Because Gorak had one thing that kept him alive, one thing that kept him fighting, even when it felt like everything was lost: her.
Mira.
He could still picture her, standing at the gates of their village, her long dark hair flowing in the wind, her smile as bright as the sun. She was the reason he fought, the reason he endured the pain, the hunger, the endless beatings. She was the reason he hadn't given up.
They had married young, barely eighteen, but they had known from the moment they met that they were meant to be together. Mira was everything to him—his anchor, his light in the dark. And when the war came, when duty called him to fight for his kingdom, she was the one who told him to go, who told him she would wait for him no matter how long it took.
Gorak clenched his fists, his heart heavy with the weight of that promise. He hadn't seen her in years, hadn't even heard news of the north since the day he was taken. But he held onto the hope that she was still alive, that somehow, someday, he would find her again.
That hope was the only thing keeping him from falling apart completely. It was fragile, hanging by a thread, but it was there. And until that thread snapped, he would keep fighting. For her.
But even hope had its limits. There were days when the darkness threatened to swallow him whole, when he wondered if she had moved on, if she had found someone else, someone who wasn't trapped in a life of misery and chains. He wouldn't blame her if she had. What kind of life could he offer her now? He was no longer the man she had married. He was a shadow of that man, beaten and broken.

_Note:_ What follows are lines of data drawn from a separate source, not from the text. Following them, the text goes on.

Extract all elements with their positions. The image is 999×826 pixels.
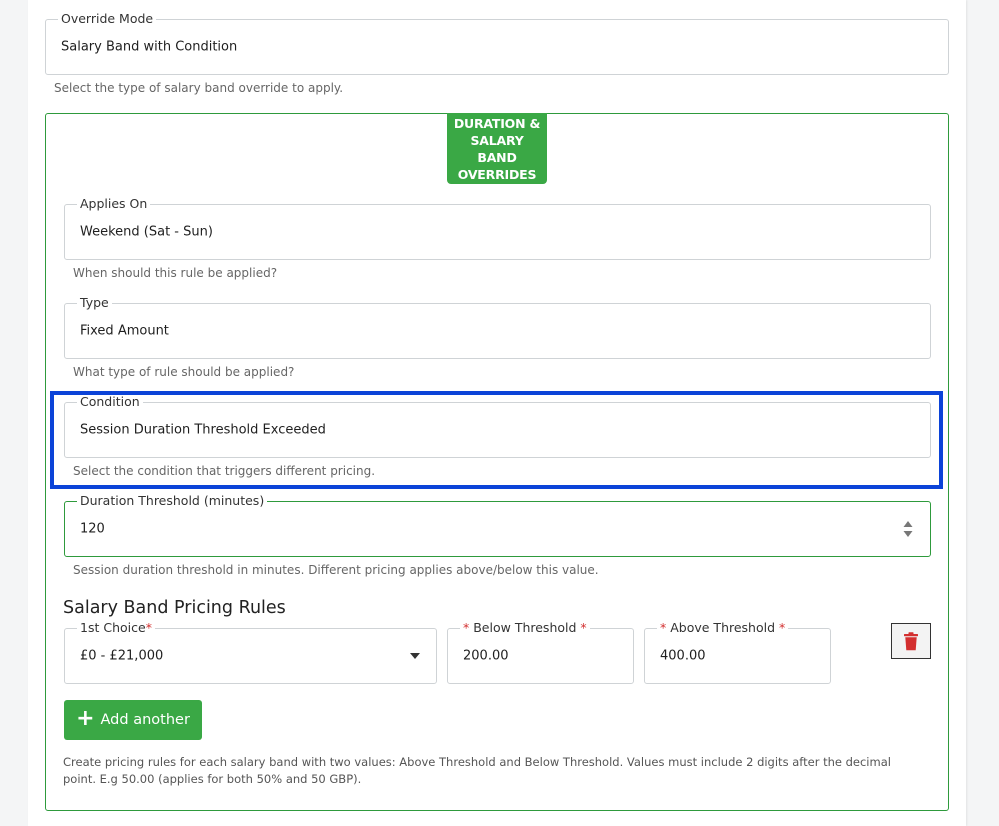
- type-value: Fixed Amount: [80, 323, 169, 339]
- pricing-rules-note: Create pricing rules for each salary ban…: [63, 755, 891, 786]
- first-choice-label: 1st Choice*: [77, 620, 155, 636]
- override-mode-label: Override Mode: [58, 11, 157, 27]
- applies-on-select[interactable]: Applies On Weekend (Sat - Sun): [64, 196, 931, 260]
- above-threshold-label: * Above Threshold *: [657, 620, 789, 636]
- add-another-button[interactable]: + Add another: [64, 700, 202, 740]
- below-threshold-input[interactable]: * Below Threshold * 200.00: [447, 620, 634, 684]
- override-mode-select[interactable]: Override Mode Salary Band with Condition: [45, 11, 949, 75]
- type-helper: What type of rule should be applied?: [73, 365, 295, 379]
- override-mode-value: Salary Band with Condition: [61, 39, 238, 55]
- add-another-label: Add another: [100, 712, 190, 728]
- pricing-rules-title: Salary Band Pricing Rules: [63, 598, 286, 618]
- plus-icon: +: [76, 706, 95, 731]
- duration-threshold-input[interactable]: Duration Threshold (minutes) 120: [64, 493, 931, 557]
- below-threshold-value: 200.00: [463, 648, 509, 664]
- below-threshold-label: * Below Threshold *: [460, 620, 590, 636]
- applies-on-helper: When should this rule be applied?: [73, 266, 278, 280]
- first-choice-value: £0 - £21,000: [80, 648, 164, 664]
- above-threshold-value: 400.00: [660, 648, 706, 664]
- override-mode-helper: Select the type of salary band override …: [54, 81, 344, 95]
- section-badge: DURATION & SALARY BAND OVERRIDES: [447, 113, 547, 184]
- applies-on-label: Applies On: [77, 196, 151, 212]
- condition-highlight-frame: [50, 391, 943, 489]
- applies-on-value: Weekend (Sat - Sun): [80, 224, 213, 240]
- duration-threshold-value: 120: [80, 521, 105, 537]
- trash-icon: [904, 631, 918, 650]
- first-choice-select[interactable]: 1st Choice* £0 - £21,000: [64, 620, 437, 684]
- type-label: Type: [77, 295, 112, 311]
- caret-down-icon[interactable]: [409, 652, 421, 660]
- delete-row-button[interactable]: [891, 623, 931, 659]
- duration-threshold-label: Duration Threshold (minutes): [77, 493, 268, 509]
- above-threshold-input[interactable]: * Above Threshold * 400.00: [644, 620, 831, 684]
- spinner-arrows-icon[interactable]: [903, 520, 913, 538]
- page-container: Override Mode Salary Band with Condition…: [28, 0, 966, 826]
- duration-threshold-helper: Session duration threshold in minutes. D…: [73, 563, 599, 577]
- type-select[interactable]: Type Fixed Amount: [64, 295, 931, 359]
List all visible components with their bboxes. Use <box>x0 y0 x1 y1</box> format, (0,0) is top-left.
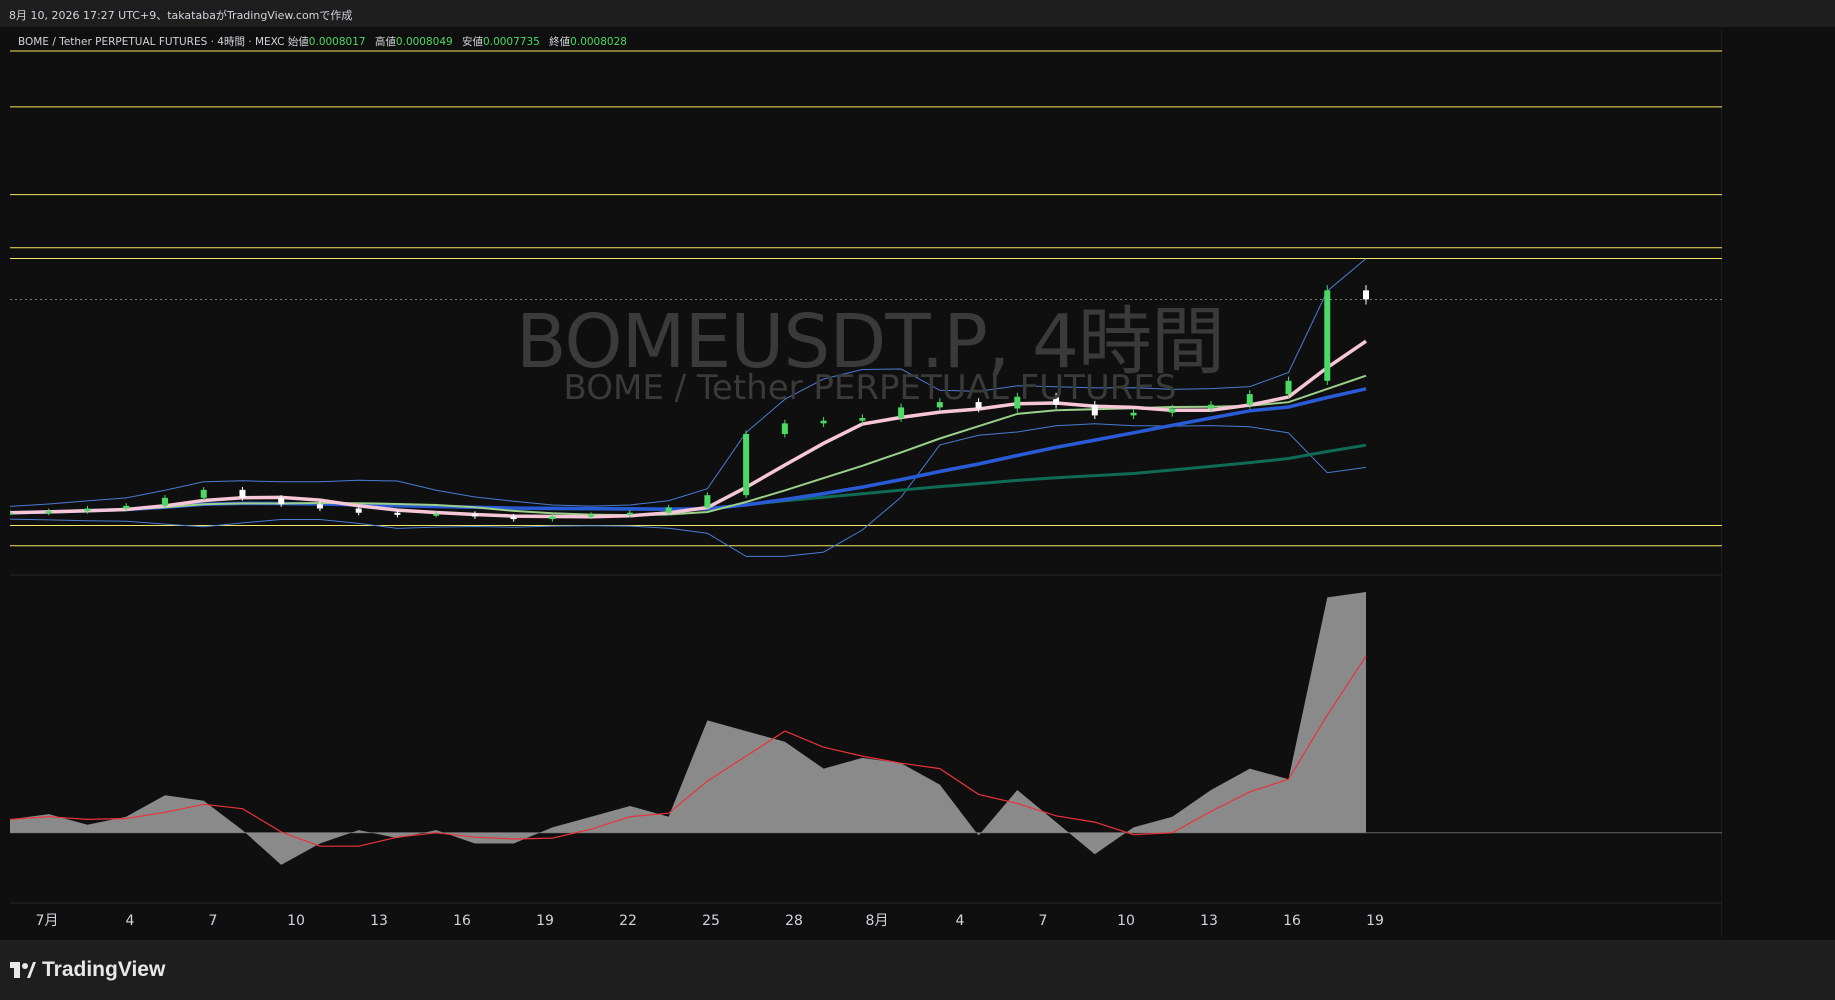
candle-body <box>394 512 401 515</box>
time-tick: 4 <box>126 913 135 929</box>
candle-body <box>781 423 788 434</box>
candle-body <box>549 516 556 520</box>
legend-symbol: BOME / Tether PERPETUAL FUTURES · 4時間 · … <box>18 36 285 48</box>
time-tick: 10 <box>287 913 305 929</box>
candle-body <box>1363 290 1369 300</box>
bollinger-lower-line <box>10 423 1367 557</box>
legend-high-value: 0.0008049 <box>395 36 453 48</box>
candle-body <box>1130 412 1137 416</box>
candle-body <box>123 505 130 509</box>
footer-bar <box>0 940 1835 1000</box>
candle-body <box>10 512 13 515</box>
candle-body <box>743 434 750 496</box>
watermark-subtitle: BOME / Tether PERPETUAL FUTURES <box>563 368 1177 408</box>
candle-body <box>820 420 827 424</box>
legend-low-value: 0.0007735 <box>483 36 540 48</box>
candle-body <box>45 511 52 514</box>
legend-low-label: 安値 <box>462 36 484 48</box>
caption-bar: 8月 10, 2026 17:27 UTC+9、takatabaがTrading… <box>0 0 1835 27</box>
time-tick: 7 <box>1039 913 1048 929</box>
brand-name: TradingView <box>42 958 166 981</box>
candle-body <box>1169 408 1176 413</box>
oscillator-area <box>10 592 1366 865</box>
candle-body <box>84 508 91 512</box>
tradingview-logo[interactable]: TradingView <box>10 958 165 982</box>
time-tick: 19 <box>1366 913 1384 929</box>
candle-body <box>200 489 207 498</box>
legend-close-value: 0.0008028 <box>570 36 627 48</box>
time-tick: 28 <box>785 913 803 929</box>
candle-body <box>433 513 440 516</box>
legend-open-label: 始値 <box>287 36 309 48</box>
candle-body <box>471 513 478 517</box>
candle-body <box>316 504 323 509</box>
legend-open-value: 0.0008017 <box>308 36 366 48</box>
candle-body <box>510 516 517 520</box>
time-axis: 7月 4 7 10 13 16 19 22 25 28 8月 4 7 10 13 16 19 <box>36 913 1384 929</box>
oscillator-pane <box>10 592 1722 865</box>
time-tick: 13 <box>1200 913 1218 929</box>
candle-body <box>704 495 711 508</box>
time-tick: 10 <box>1117 913 1135 929</box>
time-tick: 16 <box>1283 913 1301 929</box>
candle-body <box>626 512 633 515</box>
candle-body <box>239 489 246 498</box>
tradingview-logo-icon <box>10 962 36 978</box>
candle-body <box>898 407 905 419</box>
time-tick: 7 <box>209 913 218 929</box>
candle-body <box>665 507 672 513</box>
chart-area[interactable]: 0.00127000.00116500.00100000.00090000.00… <box>10 27 1722 937</box>
legend-close-label: 終値 <box>549 36 571 48</box>
time-tick: 19 <box>536 913 554 929</box>
legend-high-label: 高値 <box>374 36 396 48</box>
time-tick: 25 <box>702 913 720 929</box>
time-tick: 4 <box>956 913 965 929</box>
time-tick: 13 <box>370 913 388 929</box>
candle-body <box>1324 290 1331 381</box>
candle-body <box>278 497 285 505</box>
chart-canvas[interactable]: 0.00127000.00116500.00100000.00090000.00… <box>10 27 1722 937</box>
candle-body <box>355 508 362 513</box>
time-tick: 22 <box>619 913 637 929</box>
time-tick: 7月 <box>36 913 59 929</box>
candle-body <box>859 418 866 421</box>
candle-body <box>161 497 168 506</box>
caption-text: 8月 10, 2026 17:27 UTC+9、takatabaがTrading… <box>9 9 353 22</box>
ohlc-legend: BOME / Tether PERPETUAL FUTURES · 4時間 · … <box>18 34 633 49</box>
time-tick: 8月 <box>866 913 889 929</box>
candle-body <box>588 514 595 517</box>
time-tick: 16 <box>453 913 471 929</box>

The sound of chains rattling snapped him out of his thoughts, pulling him back to the present. The barracks were still, save for the occasional groan or cough from the other slaves. Gorak glanced around, his eyes catching sight of Leon, who was tending to the wounded in the dim light of the moon.
Leon had been different from the others from the moment he arrived. There was something in his eyes, a hardness, a fire that reminded Gorak of himself. He moved with purpose, like a man who had seen death and come back from it.
Gorak didn't know where Leon came from or what his story was, but he knew one thing for certain: Leon wasn't just another slave. He was a fighter, a survivor. And Gorak respected that.
He watched as Leon knelt beside one of the injured men, cleaning his wounds with the makeshift supplies he had gathered. The man groaned in pain, but Leon didn't flinch. He worked with precision, his hands steady, his face emotionless.
Gorak sighed, running a hand through his matted hair. The silence pressed down on him like a weight, heavy and suffocating. He needed to keep moving, needed to keep his mind from wandering too far into the past. Because once it started, it was hard to stop.
He couldn't let himself drown in those memories, no matter how much they clawed at him. He had to stay focused, had to keep that sliver of hope alive.
For Mira. For the life he had lost. For the man he used to be.